I started this primarily to defend against ransomware and had a NAS doing monthly full system backup and incremental weekly backup. Eventually decided to have singular OS disk backup is ok and cheaper as it is more or less static.
 
I have two NVMe drives, one dedicated to OS - but it is 1TB so something of a waste of space and really I should partition it. The second is 2TB and used for data I need to access fast. I use Macrium for disk image backups, those are stored on various HDs and a NAS, with the most recent backup also on the 2TB NVMe. I have another NAS which is a mirror of the first. If the OS drive dies I can get it back up in a minute or so by restoring the image, or a bit longer if I have to go to the slower media for an earlier version.

The 1TB OS drive was maybe a mistake and a smaller capacity would have made more sense, but I ordered it with my new PC and it seemed like a good idea at the time :-) The second 2TB NVMe I added shortly after when it came up for sale on MM. I've had dozens of mechanical HDs fail over the years, so much so I treat them as consumables like printer ink. Maybe I've been lucky but I have not had an SSD die on me yet. I keep an old (retired but functional) SSD offline with a copy of the OS drive but that can be a month out of date, maybe useful if everything else fails!

Anyway, yes - I prefer to have the OS on a separate drive just for simplicity. I'm not happy keeping data on the same physical drive.
 
i would recommend 2 drives for the sake of better management of space on the partition. Having a system drive that is big enough to hold all your OS and programmes at around 50% of the capacity and then second drive to whatever size you need it to be. Bigger the better as that drive is likely to have more data writes to it so big drives have higher endurance.
Actually it's that system drive which gets written some amount pretty much always when PC is powered.
For example Windows keeps logs. (+ possible page file)
Also running programs can keep their own logs and for example web browser can keep backupping data for state of tabs etc of the session and normal cache.
https://www.servethehome.com/firefox-is-eating-your-ssd-here-is-how-to-fix-it/


I'm not happy keeping data on the same physical drive.
Some malware can wreck all data visible for OS anyway no matter on how many drives its stored in.
And unlike HDDs SSDs don't suffer from major performance penalty of trying to use drive for multiple simultaneous things.
 
Actually it's that system drive which gets written some amount pretty much always when PC is powered.
For example Windows keeps logs. (+ possible page file)

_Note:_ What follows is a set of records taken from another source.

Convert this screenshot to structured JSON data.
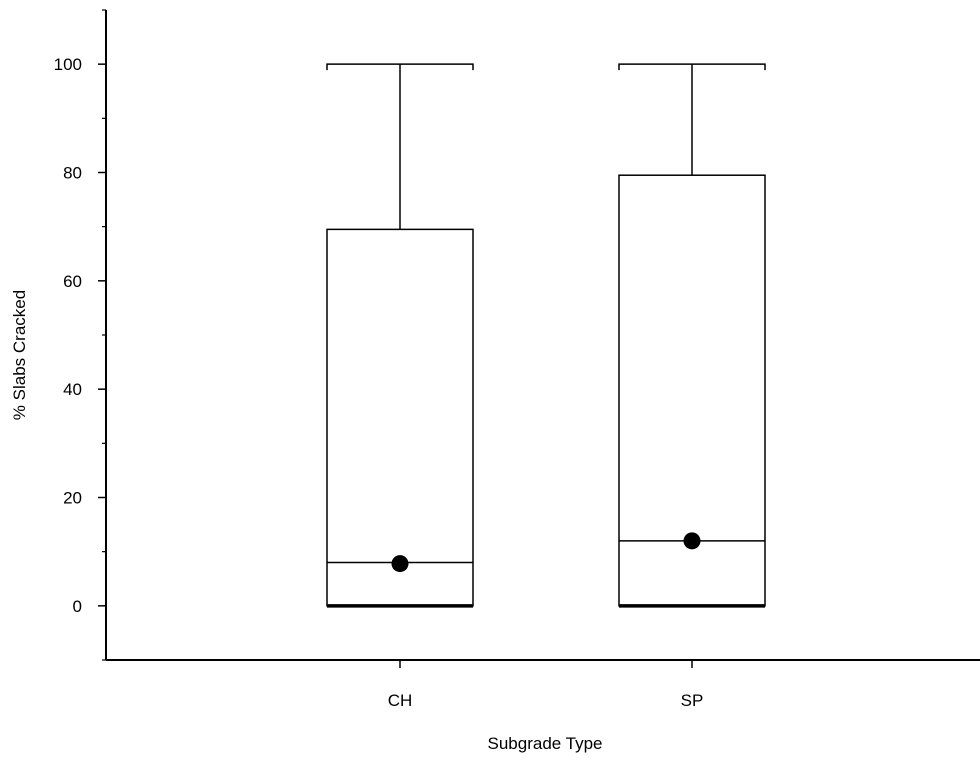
{
  "chart_data": {
    "type": "box",
    "title": "",
    "xlabel": "Subgrade Type",
    "ylabel": "% Slabs Cracked",
    "ylim": [
      -10,
      110
    ],
    "yticks": [
      0,
      20,
      40,
      60,
      80,
      100
    ],
    "categories": [
      "CH",
      "SP"
    ],
    "boxes": [
      {
        "category": "CH",
        "min": 0,
        "q1": 0,
        "median": 8,
        "q3": 69.5,
        "max": 100,
        "mean": 7.8
      },
      {
        "category": "SP",
        "min": 0,
        "q1": 0,
        "median": 12,
        "q3": 79.5,
        "max": 100,
        "mean": 12
      }
    ],
    "grid": false,
    "legend": "none",
    "colors": {
      "box_stroke": "#000000",
      "mean_marker": "#000000",
      "background": "#ffffff"
    }
  }
}
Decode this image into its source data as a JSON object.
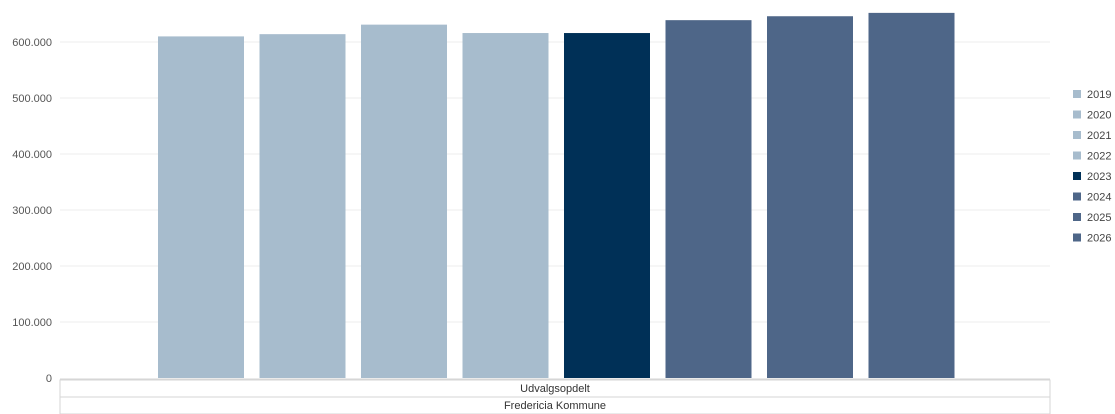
{
  "chart_data": {
    "type": "bar",
    "categories": [
      "Udvalgsopdelt"
    ],
    "category_groups": [
      "Fredericia Kommune"
    ],
    "series": [
      {
        "name": "2019",
        "values": [
          610000
        ],
        "color": "#a7bccd"
      },
      {
        "name": "2020",
        "values": [
          614000
        ],
        "color": "#a7bccd"
      },
      {
        "name": "2021",
        "values": [
          631000
        ],
        "color": "#a7bccd"
      },
      {
        "name": "2022",
        "values": [
          616000
        ],
        "color": "#a7bccd"
      },
      {
        "name": "2023",
        "values": [
          616000
        ],
        "color": "#003057"
      },
      {
        "name": "2024",
        "values": [
          639000
        ],
        "color": "#4e6688"
      },
      {
        "name": "2025",
        "values": [
          646000
        ],
        "color": "#4e6688"
      },
      {
        "name": "2026",
        "values": [
          652000
        ],
        "color": "#4e6688"
      }
    ],
    "y_ticks": [
      "0",
      "100.000",
      "200.000",
      "300.000",
      "400.000",
      "500.000",
      "600.000"
    ],
    "y_tick_values": [
      0,
      100000,
      200000,
      300000,
      400000,
      500000,
      600000
    ],
    "ylim": [
      0,
      660000
    ],
    "grid": true,
    "legend_position": "right"
  }
}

I don’t have page files setup since going to SSD and alway made sure I got enough provision for RAM.

compare with the data files I create on edits, the total Bytes written to my scratch disk is way higher. I have just setup my system but I was running 1TB disk and partitioned it had 17TB writes but my C partition had been fairly static overall. So most of it is from temp files generated from premier and downloads.

but with 2 drives I can monitor the usage more as well.